2°/ que le conseil de l'ordre peut autoriser à titre temporaire, et pour la durée qu'il fixe, l'avocat à se domicilier soit au sein de locaux affectés par l'ordre, soit dans les locaux du cabinet d'un autre avocat dans le ressort du même barreau ; qu'en énonçant, pour affirmer que la violation par Mme [E]-[F] des obligations afférentes au domicile professionnel n'était pas établie, que sa domiciliation au sein du centre d'affaires Espace entreprise buroclub ne différait pas d'une domiciliation au sein du centre d'affaires des avocats du barreau de Paris ayant pris la suite en 2015 de la « Pépinière », bien que Mme [E]-[F] ne fût domiciliée ni dans des locaux affectés par l'ordre, ni au sein des locaux d'un autre avocat et que cette domiciliation ne fût ni temporaire, ni autorisée par le conseil de l'ordre, la cour d'appel a violé les articles 5 de la loi n° 71-1130 du 31 décembre 1971, 165 du décret n° 91-1197 du 27 novembre 1991, 15 du règlement intérieur national de la profession d'avocat et P. 31 du règlement intérieur du barreau de Paris ;

3°/ qu'en toute hypothèse, l'avocat doit exercer son activité professionnelle dans des conditions matérielles conformes aux usages et dans le respect des principes essentiels de la profession ; que la location ponctuelle d'un bureau dans un centre d'affaires pluridisciplinaire ne permet pas à l'avocat d'exercer son activité dans le respect des principes de dignité et d'indépendance et de garantir le respect du secret professionnel ; qu'en décidant, au contraire, qu'il n'était pas démontré que le local loué par Mme [E]-[F] au sein du centre d'affaires Espace entreprise buroclub ne garantissait pas l'exercice de la profession dans le respect de ses principes essentiels, notamment de dignité, d'indépendance, et dans le respect du secret professionnel, la cour d'appel a violé les articles 5 de la loi n° 71-1130 du 31 décembre 1971, 165 du décret n° 91-1197 du 27 novembre 1991, 1 et 15 du règlement intérieur national de la profession d'avocat et 1 et P. 31 du règlement intérieur du barreau de Paris. »

Réponse de la Cour

4. Ayant retenu que, si Mme [E] avait reconnu travailler depuis son domicile personnel situé à [Localité 3] et venir régulièrement à [Localité 4] pour son activité professionnelle, elle justifiait d'une location effective, depuis le 10 mai 2010, d'un bureau dans un centre d'affaires sis à [Localité 4] où l'ensemble des courriers relatifs à la procédure de contrôle de sa comptabilité et à la procédure disciplinaire lui avaient été adressés et où le contrôle de comptabilité avait été effectué, que cet espace lui permettait de faire accueillir ses clients par un service dédié et de recevoir au moins deux personnes dans un lieu assurant la confidentialité et qu'elle disposait d'une ligne téléphonique et d'un service de transfert de courrier, la cour d'appel a pu en déduire que Mme [E], qui justifiait ainsi d'un domicile professionnel effectif garantissant l'exercice de sa profession dans le respect de ses principes essentiels, notamment de dignité et d'indépendance, et dans le respect du secret professionnel, n'avait pas méconnu son obligation relative au domicile professionnel.
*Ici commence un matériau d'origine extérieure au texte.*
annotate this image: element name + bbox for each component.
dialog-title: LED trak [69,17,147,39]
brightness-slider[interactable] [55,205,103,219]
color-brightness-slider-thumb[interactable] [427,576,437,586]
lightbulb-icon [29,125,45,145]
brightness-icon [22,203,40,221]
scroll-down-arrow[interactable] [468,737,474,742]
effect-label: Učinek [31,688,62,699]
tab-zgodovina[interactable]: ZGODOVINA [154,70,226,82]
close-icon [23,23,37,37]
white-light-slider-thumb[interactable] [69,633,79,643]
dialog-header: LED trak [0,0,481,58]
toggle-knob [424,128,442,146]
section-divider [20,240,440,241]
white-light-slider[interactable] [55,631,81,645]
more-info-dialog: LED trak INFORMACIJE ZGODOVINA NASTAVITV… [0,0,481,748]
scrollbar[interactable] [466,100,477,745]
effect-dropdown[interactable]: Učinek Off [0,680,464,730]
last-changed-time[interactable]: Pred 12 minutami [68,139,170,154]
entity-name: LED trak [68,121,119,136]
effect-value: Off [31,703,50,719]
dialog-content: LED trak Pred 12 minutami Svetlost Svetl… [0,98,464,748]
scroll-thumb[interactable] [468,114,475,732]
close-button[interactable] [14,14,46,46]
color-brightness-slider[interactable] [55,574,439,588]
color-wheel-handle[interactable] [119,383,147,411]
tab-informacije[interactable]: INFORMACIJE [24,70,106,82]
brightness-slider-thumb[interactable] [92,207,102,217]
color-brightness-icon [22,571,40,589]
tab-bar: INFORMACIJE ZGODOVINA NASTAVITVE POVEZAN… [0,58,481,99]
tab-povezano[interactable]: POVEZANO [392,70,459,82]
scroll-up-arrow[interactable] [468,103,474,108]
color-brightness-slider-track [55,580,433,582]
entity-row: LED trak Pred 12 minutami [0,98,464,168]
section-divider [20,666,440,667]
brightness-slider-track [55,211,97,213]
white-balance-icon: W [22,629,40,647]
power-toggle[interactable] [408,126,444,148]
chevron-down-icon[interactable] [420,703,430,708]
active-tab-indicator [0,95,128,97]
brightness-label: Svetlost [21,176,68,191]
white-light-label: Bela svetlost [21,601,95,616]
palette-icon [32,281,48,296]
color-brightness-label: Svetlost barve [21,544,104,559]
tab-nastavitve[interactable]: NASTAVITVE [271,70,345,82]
5. Le moyen n'est donc pas fondé.

PAR CES MOTIFS, la Cour :

REJETTE le pourvoi.

Arrêt rendu en formation restreinte hors RNSM.

- Président : M. Chauvin - Rapporteur : Mme Le Gall - Avocat général : M. Chaumont - Avocat(s) : SCP Piwnica et Molinié -

Textes visés :

Article 5 de la loi n° 71-1130 du 31 décembre 1971 ; article 165 du décret n° 91-1197 du 27 novembre 1991 ; article 15 du règlement intérieur national de la profession d'avocat ; article P. 31 du règlement intérieur du barreau de Paris.